Rozdział 47 - Zniewaga krwi wymaga.

812 55 2
                                    

-Prosiłem was byście się nie zapuszczali tak daleko, w dodatku skąd wiedzieliście że jest tam Naruto, albo inaczej jak ominęliście pieczęć jaskini?

- Ekhem przepraszam że przeszkodzę, ale to że ominęli coś tak złożonego, oznacza że są jakby to powiedzieć hmm.. o wiem. Młodymi Geniuszami! Cóż ja w waszym wieku nie mogłem jej rozgryźć, teraz to już jest pestka bowiem wystarczy w odpowiedniej ko.. Albo w sumie nie ważne. Ale jedno jest pewne, kto wszedł raz będzie mógł wejść bez żadnego problemu raz kolejny i kolejny i kolejny i tak  w sumie bez przerwy. - Uśmiechnął się lekko.

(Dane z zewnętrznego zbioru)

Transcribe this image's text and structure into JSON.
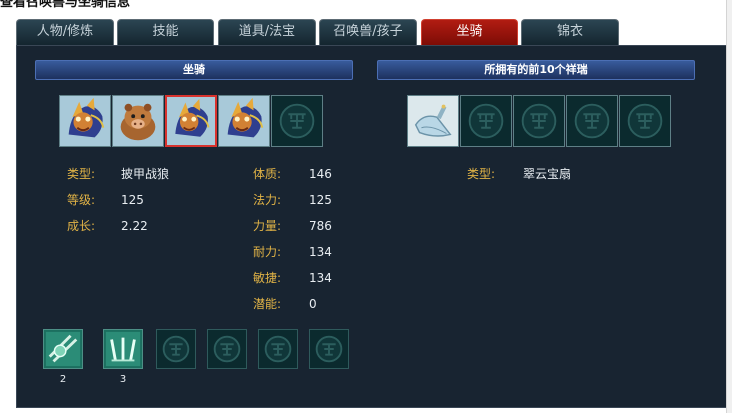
{
  "page": {
    "clipped_heading": "查看召唤兽与坐骑信息"
  },
  "tabs": [
    {
      "label": "人物/修炼"
    },
    {
      "label": "技能"
    },
    {
      "label": "道具/法宝"
    },
    {
      "label": "召唤兽/孩子"
    },
    {
      "label": "坐骑"
    },
    {
      "label": "锦衣"
    }
  ],
  "mount_section": {
    "title": "坐骑",
    "slots": [
      "dragon-mount-icon",
      "boar-mount-icon",
      "dragon-mount-icon",
      "dragon-mount-icon",
      "empty-slot-icon"
    ],
    "selected_index": 2,
    "info": {
      "type_label": "类型:",
      "type_value": "披甲战狼",
      "level_label": "等级:",
      "level_value": "125",
      "growth_label": "成长:",
      "growth_value": "2.22"
    },
    "stats": {
      "constitution_label": "体质:",
      "constitution_value": "146",
      "magic_label": "法力:",
      "magic_value": "125",
      "strength_label": "力量:",
      "strength_value": "786",
      "endurance_label": "耐力:",
      "endurance_value": "134",
      "agility_label": "敏捷:",
      "agility_value": "134",
      "potential_label": "潜能:",
      "potential_value": "0"
    },
    "skills": [
      {
        "icon": "slash-skill-icon",
        "level": "2"
      },
      {
        "icon": "claw-skill-icon",
        "level": "3"
      },
      {
        "icon": "empty-slot-icon",
        "level": ""
      },
      {
        "icon": "empty-slot-icon",
        "level": ""
      },
      {
        "icon": "empty-slot-icon",
        "level": ""
      },
      {
        "icon": "empty-slot-icon",
        "level": ""
      }
    ]
  },
  "xiangrui_section": {
    "title": "所拥有的前10个祥瑞",
    "slots": [
      "fan-icon",
      "empty-slot-icon",
      "empty-slot-icon",
      "empty-slot-icon",
      "empty-slot-icon"
    ],
    "type_label": "类型:",
    "type_value": "翠云宝扇"
  },
  "colors": {
    "panel_bg": "#182431",
    "active_tab": "#a8170f",
    "label_gold": "#e1b346",
    "header_blue": "#2b4a84"
  }
}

- Można powiedzieć że to niemożliwe, jednakże teściowa bardzo dużą część swojego życia poświęciła Fūinjutsu. Ale mniejsza o to - Zaklaskał a już po chwili w białym dymie pojawiło się dwóch ninja ubranych w mocno zielone stroje - Odprowadźcie naszych gości do pokoi. Chciałbym również dać wam w imię gościnności karnet do gorących źródeł obowiązujący przez cały dzisiejszy i jutrzejszy dzień.

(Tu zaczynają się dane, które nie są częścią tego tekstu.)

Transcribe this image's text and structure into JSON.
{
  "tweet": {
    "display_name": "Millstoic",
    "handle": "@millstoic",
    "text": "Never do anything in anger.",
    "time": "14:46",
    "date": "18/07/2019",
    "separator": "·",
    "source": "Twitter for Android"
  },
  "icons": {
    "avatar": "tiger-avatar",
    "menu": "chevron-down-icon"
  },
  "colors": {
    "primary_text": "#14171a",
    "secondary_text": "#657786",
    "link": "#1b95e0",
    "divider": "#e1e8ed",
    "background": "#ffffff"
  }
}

- Zanim się rozdzielimy  chciałbym zapytać - wyciągnął zebrane dowody - czy należy to do waszego złotego ninja? - Zapytał.

- Hmm, tak. Należy to do Elisy była na misji w celu zabicia "kreta" który wyjawiał informacje o nas innym, dlaczego akurat złote zapytacie. On również był w złotym ANBU. Powiem nawet więcej, nie tylko był w złotym ANBU był również w tajnej piątce.

- Ostatni raz jak was odwiedziłem to nie byliście tak rozwinięci w jednostki, ale to dobrze. Jak wiemy dodatkowe sojusze dla klanu mego to dodatkowe korzyści. - Dodał lekko mrugając prawym okiem, był to znak że lepiej by gadali teraz w cztery oczy.

- Hmm, Naruto zostań resztę proszę o wyjście - Już po w chwili zostali w sali wyżej wymienieni - Naruto, cóż ja z tobą mam, zawsze jak przyjeżdżasz z kimś to jesteś taki poważny. No staruszku, nie bądź taki - Zaśmiał się.

- Przejdźmy do konkretów - Zażenowany popatrzył w stronę Endriego - Ilość ninja na szkolenie do nas?

- 3 osoby w tym moja córka, syn powiedział że woli tutaj a ja nie chcę by był do czegoś zmuszany.

- Dobra, wiesz o tym że po szkoleniu nie będą mogli tu wrócić, ale będą zapisani jako reprezentanci wioski trawy.

- Tak... wiem. Ale wiem że dobrze się zaopiekujecie moją córką więc nie widzę problemu żadnego.

- Ja bym na twoim miejscu się zastanowił, przemyśl to i jutro dasz mi odpowiedź. Zmieńmy temat, myślę że...

--- W międzyczasie [Perspektywa Diany] ---

Służba prowadziła mnie do zupełnie innego pokoju niż resztę, szliśmy długim mocno ozdobionym korytarzem, był on zdobiony przeróżnymi kryształami głownie zielono-niebieskiego koloru. Następnie zaczęliśmy schodzić po schodach, szliśmy w ciszy gdy nagle poczułam ogromny ból. Cóż dalej już nie wiem, zemdlałam.

0-0-0-0-0

Obudziłam się, otworzyłam oczy, widziałam jedynie ciemność. Tylko ciemność, tak jak przeczułam. Nie byli to zwykli strażnicy...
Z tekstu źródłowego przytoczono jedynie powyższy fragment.